Wer auf der N7 von Paris kommt, muss die Route Nationale 7 in Moulins verlassen, um auf die N9 zu gelangen. Die N7 führt weiter entlang des Allier in Richtung Lyon, die N9 geht nach der Überquerung der Brücke über den Allier in Richtung Clermont-Ferrand und weiter nach Spanien.
Eine der großen architektonischen Leistungen des 18. Jahrhunderts beim Bau der ersten Nationalstraße war die Brücke von Moulins über den Allier. Die Aufgabe war äußerst schwierig, da der breite Fluss auf sandigem Untergrund fließt und bis dahin keine festen Fundamente gebaut werden konnten. Sieben Brücken waren zuvor von den Fluten weggerissen worden. Die Brücke über den Allier war auch die Demarkationslinie, die Frankreich im Zweiten Weltkrieg in zwei Hälften teilte.

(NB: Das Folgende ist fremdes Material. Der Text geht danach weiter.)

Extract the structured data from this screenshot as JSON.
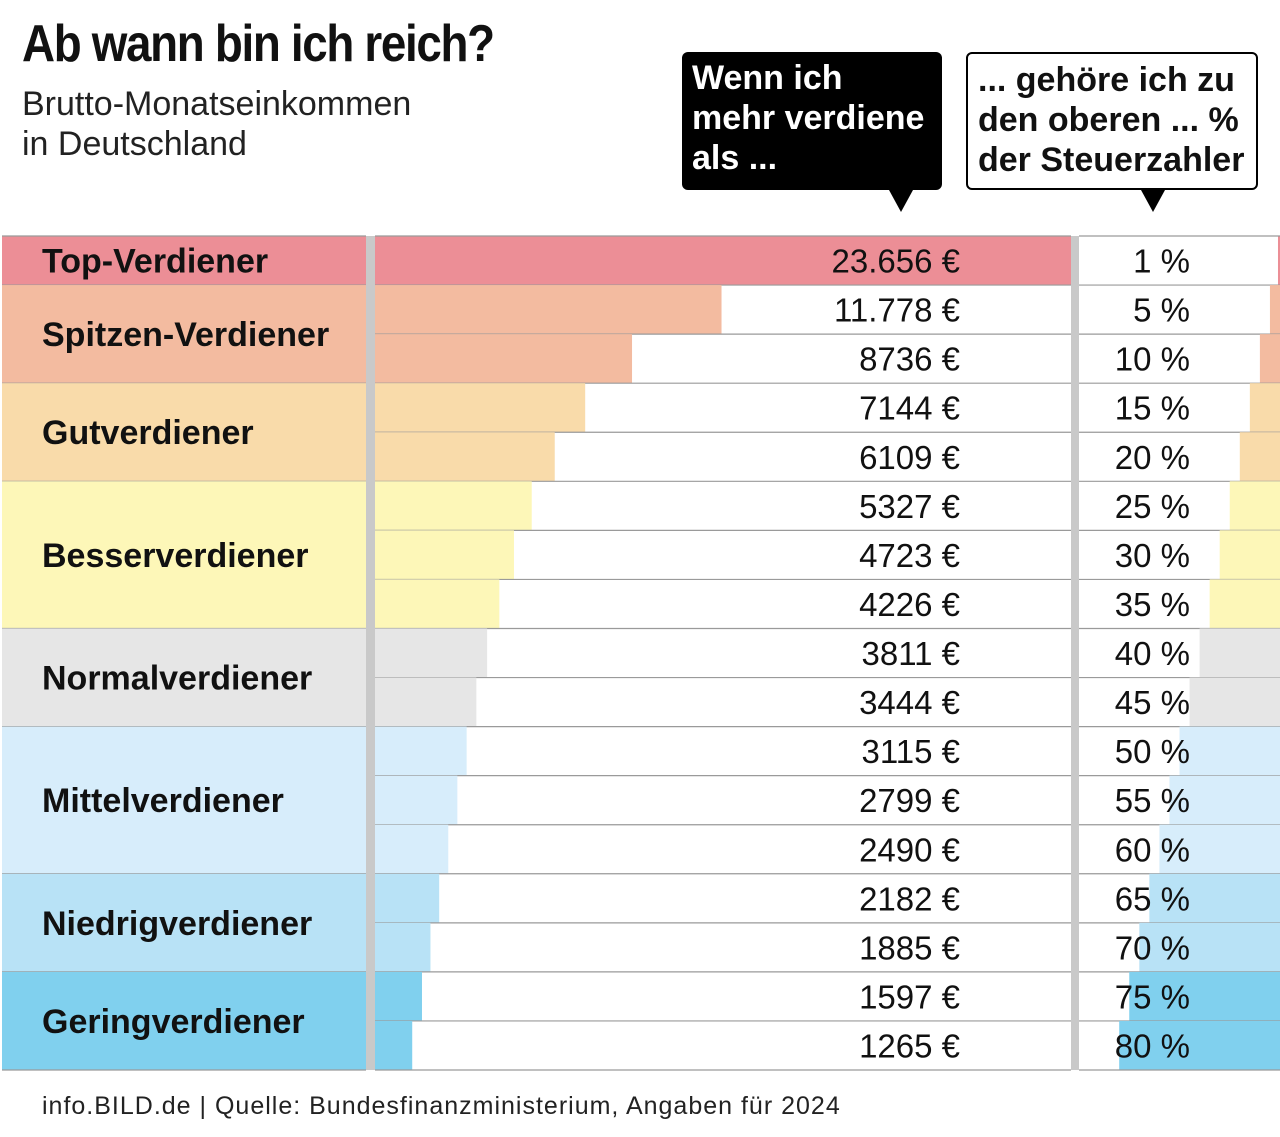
{
  "header": {
    "title": "Ab wann bin ich reich?",
    "subtitle": "Brutto-Monatseinkommen\nin Deutschland",
    "bubble_income": "Wenn ich\nmehr verdiene\nals ...",
    "bubble_percent": "... gehöre ich zu\nden oberen ... %\nder Steuerzahler"
  },
  "footer": {
    "source": "info.BILD.de | Quelle: Bundesfinanzministerium, Angaben für 2024"
  },
  "chart_data": {
    "type": "bar",
    "x_max": 23656,
    "categories": [
      "1 %",
      "5 %",
      "10 %",
      "15 %",
      "20 %",
      "25 %",
      "30 %",
      "35 %",
      "40 %",
      "45 %",
      "50 %",
      "55 %",
      "60 %",
      "65 %",
      "70 %",
      "75 %",
      "80 %"
    ],
    "percent": [
      1,
      5,
      10,
      15,
      20,
      25,
      30,
      35,
      40,
      45,
      50,
      55,
      60,
      65,
      70,
      75,
      80
    ],
    "values": [
      23656,
      11778,
      8736,
      7144,
      6109,
      5327,
      4723,
      4226,
      3811,
      3444,
      3115,
      2799,
      2490,
      2182,
      1885,
      1597,
      1265
    ],
    "value_labels": [
      "23.656 €",
      "11.778 €",
      "8736 €",
      "7144 €",
      "6109 €",
      "5327 €",
      "4723 €",
      "4226 €",
      "3811 €",
      "3444 €",
      "3115 €",
      "2799 €",
      "2490 €",
      "2182 €",
      "1885 €",
      "1597 €",
      "1265 €"
    ],
    "groups": [
      {
        "name": "Top-Verdiener",
        "first": 0,
        "count": 1,
        "color": "#ec8e96"
      },
      {
        "name": "Spitzen-Verdiener",
        "first": 1,
        "count": 2,
        "color": "#f3bba0"
      },
      {
        "name": "Gutverdiener",
        "first": 3,
        "count": 2,
        "color": "#f9dbaa"
      },
      {
        "name": "Besserverdiener",
        "first": 5,
        "count": 3,
        "color": "#fdf7b8"
      },
      {
        "name": "Normalverdiener",
        "first": 8,
        "count": 2,
        "color": "#e6e6e6"
      },
      {
        "name": "Mittelverdiener",
        "first": 10,
        "count": 3,
        "color": "#d7edfb"
      },
      {
        "name": "Niedrigverdiener",
        "first": 13,
        "count": 2,
        "color": "#b8e2f6"
      },
      {
        "name": "Geringverdiener",
        "first": 15,
        "count": 2,
        "color": "#80d0ee"
      }
    ]
  }
}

Der Norden mit der Hauptstadt Paris stand unter deutscher Besatzung, der unbesetzte Süden mit der Hauptstadt Vichy unter französischer Verwaltung.

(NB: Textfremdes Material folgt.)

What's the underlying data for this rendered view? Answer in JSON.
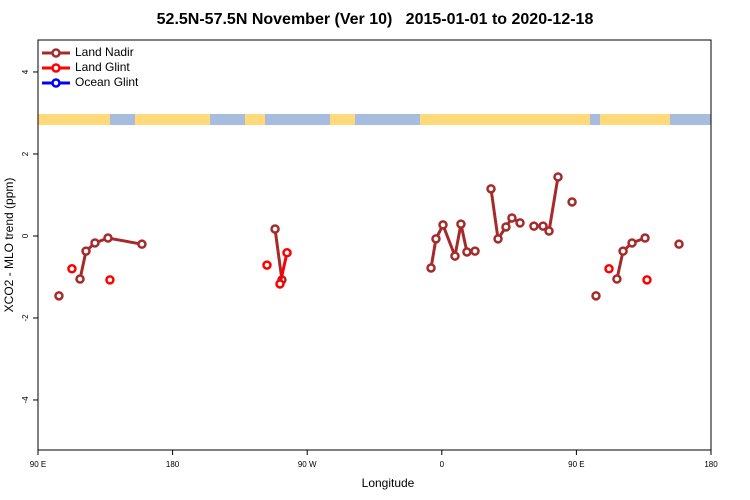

Schon von weitem kündigen die Türme der Kathedrale Moulins an. Die Stadt ist nach den zahlreichen Mühlen am Allier benannt. Hier wurde das Getreide der Region verarbeitet und konnte bequem per Schiff transportiert werden.
In Moulins gibt es viel zu entdecken. Die Kathedrale Notre-Dame, den Donjon de la Mal Coiffée, der mächtige Bergfried des alten Schlosses, das historische Zentrum mit seinen malerischen Fachwerkhäusern, die stattlichen Stadthäuser aus rosa Backstein oder die Gassen und Treppen hinunter zum Allier.

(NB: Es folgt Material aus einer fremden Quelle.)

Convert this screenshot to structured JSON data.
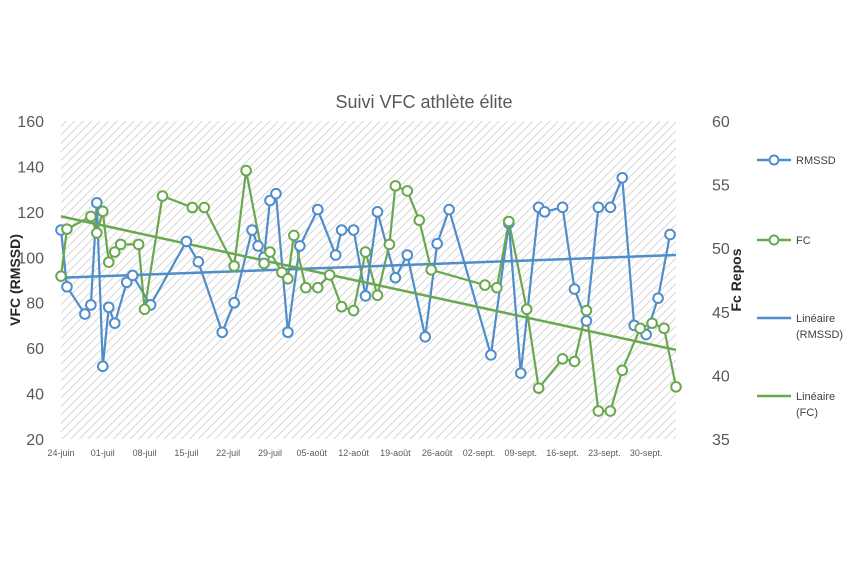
{
  "chart_data": {
    "type": "line",
    "title": "Suivi VFC athlète élite",
    "ylabel_left": "VFC (RMSSD)",
    "ylabel_right": "Fc Repos",
    "ylim_left": [
      20,
      160
    ],
    "ylim_right": [
      35,
      60
    ],
    "yticks_left": [
      20,
      40,
      60,
      80,
      100,
      120,
      140,
      160
    ],
    "yticks_right": [
      35,
      40,
      45,
      50,
      55,
      60
    ],
    "x_range": [
      "2024-06-24",
      "2024-10-05"
    ],
    "xticks": [
      {
        "date": "2024-06-24",
        "label": "24-juin"
      },
      {
        "date": "2024-07-01",
        "label": "01-juil"
      },
      {
        "date": "2024-07-08",
        "label": "08-juil"
      },
      {
        "date": "2024-07-15",
        "label": "15-juil"
      },
      {
        "date": "2024-07-22",
        "label": "22-juil"
      },
      {
        "date": "2024-07-29",
        "label": "29-juil"
      },
      {
        "date": "2024-08-05",
        "label": "05-août"
      },
      {
        "date": "2024-08-12",
        "label": "12-août"
      },
      {
        "date": "2024-08-19",
        "label": "19-août"
      },
      {
        "date": "2024-08-26",
        "label": "26-août"
      },
      {
        "date": "2024-09-02",
        "label": "02-sept."
      },
      {
        "date": "2024-09-09",
        "label": "09-sept."
      },
      {
        "date": "2024-09-16",
        "label": "16-sept."
      },
      {
        "date": "2024-09-23",
        "label": "23-sept."
      },
      {
        "date": "2024-09-30",
        "label": "30-sept."
      }
    ],
    "grid": "hatched",
    "legend_position": "right",
    "series": [
      {
        "name": "RMSSD",
        "axis": "left",
        "color": "#4f8dcb",
        "style": "line-markers",
        "points": [
          {
            "x": "2024-06-24",
            "y": 112
          },
          {
            "x": "2024-06-25",
            "y": 87
          },
          {
            "x": "2024-06-28",
            "y": 75
          },
          {
            "x": "2024-06-29",
            "y": 79
          },
          {
            "x": "2024-06-30",
            "y": 124
          },
          {
            "x": "2024-07-01",
            "y": 52
          },
          {
            "x": "2024-07-02",
            "y": 78
          },
          {
            "x": "2024-07-03",
            "y": 71
          },
          {
            "x": "2024-07-05",
            "y": 89
          },
          {
            "x": "2024-07-06",
            "y": 92
          },
          {
            "x": "2024-07-09",
            "y": 79
          },
          {
            "x": "2024-07-15",
            "y": 107
          },
          {
            "x": "2024-07-17",
            "y": 98
          },
          {
            "x": "2024-07-21",
            "y": 67
          },
          {
            "x": "2024-07-23",
            "y": 80
          },
          {
            "x": "2024-07-26",
            "y": 112
          },
          {
            "x": "2024-07-27",
            "y": 105
          },
          {
            "x": "2024-07-28",
            "y": 100
          },
          {
            "x": "2024-07-29",
            "y": 125
          },
          {
            "x": "2024-07-30",
            "y": 128
          },
          {
            "x": "2024-08-01",
            "y": 67
          },
          {
            "x": "2024-08-03",
            "y": 105
          },
          {
            "x": "2024-08-06",
            "y": 121
          },
          {
            "x": "2024-08-09",
            "y": 101
          },
          {
            "x": "2024-08-10",
            "y": 112
          },
          {
            "x": "2024-08-12",
            "y": 112
          },
          {
            "x": "2024-08-14",
            "y": 83
          },
          {
            "x": "2024-08-16",
            "y": 120
          },
          {
            "x": "2024-08-19",
            "y": 91
          },
          {
            "x": "2024-08-21",
            "y": 101
          },
          {
            "x": "2024-08-24",
            "y": 65
          },
          {
            "x": "2024-08-26",
            "y": 106
          },
          {
            "x": "2024-08-28",
            "y": 121
          },
          {
            "x": "2024-09-04",
            "y": 57
          },
          {
            "x": "2024-09-07",
            "y": 115
          },
          {
            "x": "2024-09-09",
            "y": 49
          },
          {
            "x": "2024-09-12",
            "y": 122
          },
          {
            "x": "2024-09-13",
            "y": 120
          },
          {
            "x": "2024-09-16",
            "y": 122
          },
          {
            "x": "2024-09-18",
            "y": 86
          },
          {
            "x": "2024-09-20",
            "y": 72
          },
          {
            "x": "2024-09-22",
            "y": 122
          },
          {
            "x": "2024-09-24",
            "y": 122
          },
          {
            "x": "2024-09-26",
            "y": 135
          },
          {
            "x": "2024-09-28",
            "y": 70
          },
          {
            "x": "2024-09-30",
            "y": 66
          },
          {
            "x": "2024-10-02",
            "y": 82
          },
          {
            "x": "2024-10-04",
            "y": 110
          }
        ]
      },
      {
        "name": "FC",
        "axis": "right",
        "color": "#6aa84f",
        "style": "line-markers",
        "points": [
          {
            "x": "2024-06-24",
            "y": 47.8
          },
          {
            "x": "2024-06-25",
            "y": 51.5
          },
          {
            "x": "2024-06-29",
            "y": 52.5
          },
          {
            "x": "2024-06-30",
            "y": 51.2
          },
          {
            "x": "2024-07-01",
            "y": 52.9
          },
          {
            "x": "2024-07-02",
            "y": 48.9
          },
          {
            "x": "2024-07-03",
            "y": 49.7
          },
          {
            "x": "2024-07-04",
            "y": 50.3
          },
          {
            "x": "2024-07-07",
            "y": 50.3
          },
          {
            "x": "2024-07-08",
            "y": 45.2
          },
          {
            "x": "2024-07-11",
            "y": 54.1
          },
          {
            "x": "2024-07-16",
            "y": 53.2
          },
          {
            "x": "2024-07-18",
            "y": 53.2
          },
          {
            "x": "2024-07-23",
            "y": 48.6
          },
          {
            "x": "2024-07-25",
            "y": 56.1
          },
          {
            "x": "2024-07-28",
            "y": 48.8
          },
          {
            "x": "2024-07-29",
            "y": 49.7
          },
          {
            "x": "2024-07-31",
            "y": 48.1
          },
          {
            "x": "2024-08-01",
            "y": 47.6
          },
          {
            "x": "2024-08-02",
            "y": 51.0
          },
          {
            "x": "2024-08-04",
            "y": 46.9
          },
          {
            "x": "2024-08-06",
            "y": 46.9
          },
          {
            "x": "2024-08-08",
            "y": 47.9
          },
          {
            "x": "2024-08-10",
            "y": 45.4
          },
          {
            "x": "2024-08-12",
            "y": 45.1
          },
          {
            "x": "2024-08-14",
            "y": 49.7
          },
          {
            "x": "2024-08-16",
            "y": 46.3
          },
          {
            "x": "2024-08-18",
            "y": 50.3
          },
          {
            "x": "2024-08-19",
            "y": 54.9
          },
          {
            "x": "2024-08-21",
            "y": 54.5
          },
          {
            "x": "2024-08-23",
            "y": 52.2
          },
          {
            "x": "2024-08-25",
            "y": 48.3
          },
          {
            "x": "2024-09-03",
            "y": 47.1
          },
          {
            "x": "2024-09-05",
            "y": 46.9
          },
          {
            "x": "2024-09-07",
            "y": 52.1
          },
          {
            "x": "2024-09-10",
            "y": 45.2
          },
          {
            "x": "2024-09-12",
            "y": 39.0
          },
          {
            "x": "2024-09-16",
            "y": 41.3
          },
          {
            "x": "2024-09-18",
            "y": 41.1
          },
          {
            "x": "2024-09-20",
            "y": 45.1
          },
          {
            "x": "2024-09-22",
            "y": 37.2
          },
          {
            "x": "2024-09-24",
            "y": 37.2
          },
          {
            "x": "2024-09-26",
            "y": 40.4
          },
          {
            "x": "2024-09-29",
            "y": 43.7
          },
          {
            "x": "2024-10-01",
            "y": 44.1
          },
          {
            "x": "2024-10-03",
            "y": 43.7
          },
          {
            "x": "2024-10-05",
            "y": 39.1
          }
        ]
      },
      {
        "name": "Linéaire (RMSSD)",
        "axis": "left",
        "color": "#4f8dcb",
        "style": "trendline",
        "points": [
          {
            "x": "2024-06-24",
            "y": 91
          },
          {
            "x": "2024-10-05",
            "y": 101
          }
        ]
      },
      {
        "name": "Linéaire (FC)",
        "axis": "right",
        "color": "#6aa84f",
        "style": "trendline",
        "points": [
          {
            "x": "2024-06-24",
            "y": 52.5
          },
          {
            "x": "2024-10-05",
            "y": 42.0
          }
        ]
      }
    ]
  }
}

Bevor ich Moulins verlasse, muss ich dem Grand Café einen Besuch abstatten. Es wurde 1898 erbaut und seine Innenarchitektur ist repräsentativ für den Neo-Rokoko-Stil des späten 19. Jahrhunderts. Es ist herrlich, hier zu sitzen, seinen Morgenkaffee zu trinken, ein leckeres frisches Croissant dazu zu essen, zu schauen und zu staunen. Die gute alte Zeit …
Fast alle französischen Nationalstraßen beginnen in Paris. Auf dem Platz vor der Kathedrale Notre Dame befindet sich eine kleine Markierung im Boden, von der aus alle Straßen Frankreichs kartographiert sind. Die N9 hingegen beginnt an der Kreuzung der N7 mit der Brücke über den Allier in Moulins und führt nach Clermont-Ferrand, Millau, Béziers, Narbonne und Perpignan, um an der spanischen Grenze zu enden. Der große Vorteil der Strecke, durch landschaftlich wunderschöne Gegenden Frankreichs zu führen, ist gleichzeitig ihr Nachteil. Die Streckenführung ist kompliziert, hinter Clermont-Ferrand gibt es kein gerades Straßenstück mehr, Kurven reihen sich aneinander, es geht ständig bergauf und bergab.
Das machte den Autofahrern in den 60er und 70er Jahren zu schaffen. Die Autos wurden stark beansprucht, überhitzte Kühler oder heiße Bremsen zwangen oft zu unfreiwilligen Fahrtunterbrechungen. Und auch die Zahl der Werkstätten und Pannendienste entlang der Strecke war beachtlich.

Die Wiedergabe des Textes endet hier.